By
Steve Kallas (posted by Rick Morris)
Alex
Rodriguez and his band of lawyers returned to 245 Park Avenue in midtown Manhattan on Wednesday morning to
resume his arbitration appealing his 211-game suspension by Major League
Baseball (“MLB”). Another all-day affair
concluded with A-Rod coming out of the building at 6:10 and doing his now
familiar walk in front of (yesterday) about 60-75 supporters, signing
autographs and posing for pictures.
The
supporters sported new signs in support of A-Rod, including at least one new
one with vicious content (“Bud Selig is a Child Killer”). Free speech reigns supreme outside 245 Park Avenue.
What’s
going on inside (the arbitration, in 2013 America is closed to the public
and the media) is very interesting.
Yesterday, according to the Daily News, MLB introduced drug experts and
other witnesses to corroborate the previous testimony of Anthony Bosch with
respect to A-Rod’s connection to performance-enhancing drugs through Bosch’s
former company, Biogenesis.
ARBITRATOR
ROB MANFRED EXPECTED TO TESTIFY ON THURSDAY
Next
up for MLB is expected to be Rob Manfred, who not only is MLB’s Chief Operating
Officer, but also is a member of the three-man arbitration panel actually hearing
this case. The fact that a member of the
panel is stepping down from the panel to actually give testimony (apparently as
to MLB’s conduct during the A-Rod investigation and other matters) and then
returning to the arbitration panel is unusual, to say the least (for one
example, does he have to judge his own creditability; hopefully you understand
the absurdity of that). It smacks to
this attorney/writer as something that is full of inherent conflicts, to say
the least.
While
it has been reported that this happens in baseball arbitrations and also that,
apparently, Manfred was on the witness list given to the A-Rod legal team, it
will be interesting to see if A-Rod’s lawyers object to allowing Manfred to
testify.
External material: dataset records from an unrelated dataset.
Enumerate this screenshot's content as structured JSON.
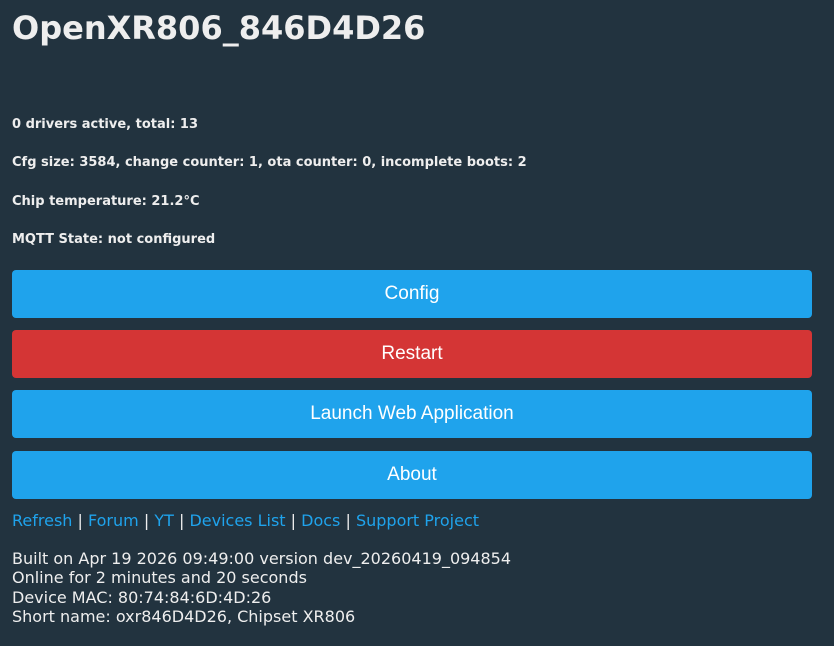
{
  "header": {
    "title": "OpenXR806_846D4D26"
  },
  "status": {
    "drivers": "0 drivers active, total: 13",
    "cfg": "Cfg size: 3584, change counter: 1, ota counter: 0, incomplete boots: 2",
    "temperature": "Chip temperature: 21.2°C",
    "mqtt": "MQTT State: not configured"
  },
  "buttons": {
    "config": "Config",
    "restart": "Restart",
    "launch_web_app": "Launch Web Application",
    "about": "About"
  },
  "links": {
    "refresh": "Refresh",
    "forum": "Forum",
    "yt": "YT",
    "devices_list": "Devices List",
    "docs": "Docs",
    "support_project": "Support Project",
    "separator": "|"
  },
  "footer": {
    "built": "Built on Apr 19 2026 09:49:00 version dev_20260419_094854",
    "online": "Online for 2 minutes and 20 seconds",
    "mac": "Device MAC: 80:74:84:6D:4D:26",
    "short_name": "Short name: oxr846D4D26, Chipset XR806"
  },
  "colors": {
    "background": "#22333f",
    "text": "#eeeeee",
    "primary_button": "#1fa3ec",
    "danger_button": "#d43535",
    "link": "#1fa3ec"
  }
}
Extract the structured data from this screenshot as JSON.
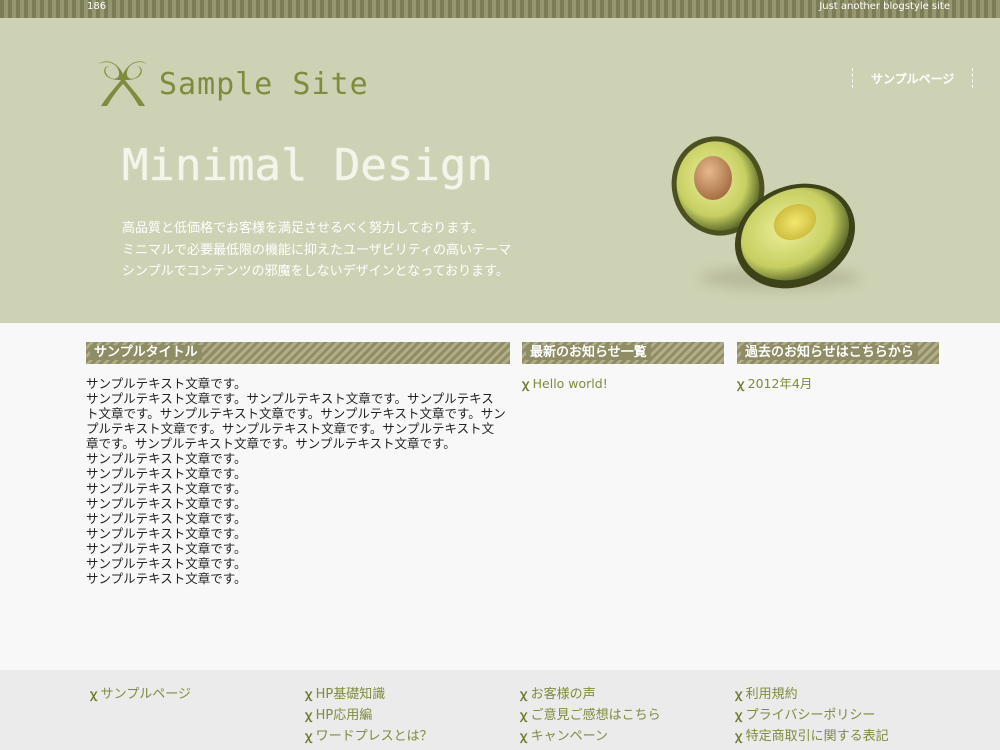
{
  "topbar": {
    "number": "186",
    "tagline": "Just another blogstyle site"
  },
  "header": {
    "logo_text": "Sample Site",
    "nav": [
      {
        "label": "サンプルページ"
      }
    ],
    "hero_title": "Minimal Design",
    "hero_lines": [
      "高品質と低価格でお客様を満足させるべく努力しております。",
      "ミニマルで必要最低限の機能に抑えたユーザビリティの高いテーマ",
      "シンプルでコンテンツの邪魔をしないデザインとなっております。"
    ]
  },
  "main": {
    "title": "サンプルタイトル",
    "paragraph_first": "サンプルテキスト文章です。",
    "paragraph_long": "サンプルテキスト文章です。サンプルテキスト文章です。サンプルテキスト文章です。サンプルテキスト文章です。サンプルテキスト文章です。サンプルテキスト文章です。サンプルテキスト文章です。サンプルテキスト文章です。サンプルテキスト文章です。サンプルテキスト文章です。",
    "lines": [
      "サンプルテキスト文章です。",
      "サンプルテキスト文章です。",
      "サンプルテキスト文章です。",
      "サンプルテキスト文章です。",
      "サンプルテキスト文章です。",
      "サンプルテキスト文章です。",
      "サンプルテキスト文章です。",
      "サンプルテキスト文章です。",
      "サンプルテキスト文章です。"
    ]
  },
  "news": {
    "title": "最新のお知らせ一覧",
    "items": [
      "Hello world!"
    ]
  },
  "archive": {
    "title": "過去のお知らせはこちらから",
    "items": [
      "2012年4月"
    ]
  },
  "footer": {
    "col1": [
      "サンプルページ"
    ],
    "col2": [
      "HP基礎知識",
      "HP応用編",
      "ワードプレスとは？"
    ],
    "col3": [
      "お客様の声",
      "ご意見ご感想はこちら",
      "キャンペーン"
    ],
    "col4": [
      "利用規約",
      "プライバシーポリシー",
      "特定商取引に関する表記"
    ]
  },
  "colors": {
    "accent": "#7f8b3d",
    "header_bg": "#cdd2b4",
    "footer_bg": "#ebebeb"
  },
  "icons": {
    "list_marker": "leaf-icon",
    "logo": "ribbon-logo-icon"
  }
}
This (a member of a
judicial-like panel stepping off the panel to testify in a case and then
returning to the panel) could never happen in a court of law.
While
arbitrations have much more lenient standards of admitting evidence, and while,
generally speaking, the MLB representative votes for MLB and the Players Union
representative votes for the player, it says here that a federal judge, if
A-Rod is unhappy with the decision of the arbitrator and decides to try and
overturn it in a federal court down the road, would, at a minimum, frown upon such
a process.
Three
lawyers (including one who is an arbitrator) who were asked about this strange
procedure (an arbitrator on a panel testifying for one side and then returning
to the panel) all found it bizarre, one saying that it goes against the basic
tenets of the American legal system.
This
may be a fascinating part of a potential appeal of this arbitration decision to
a federal judge (if A-Rod is unhappy with the result).
The
arbitration resumes Thursday morning.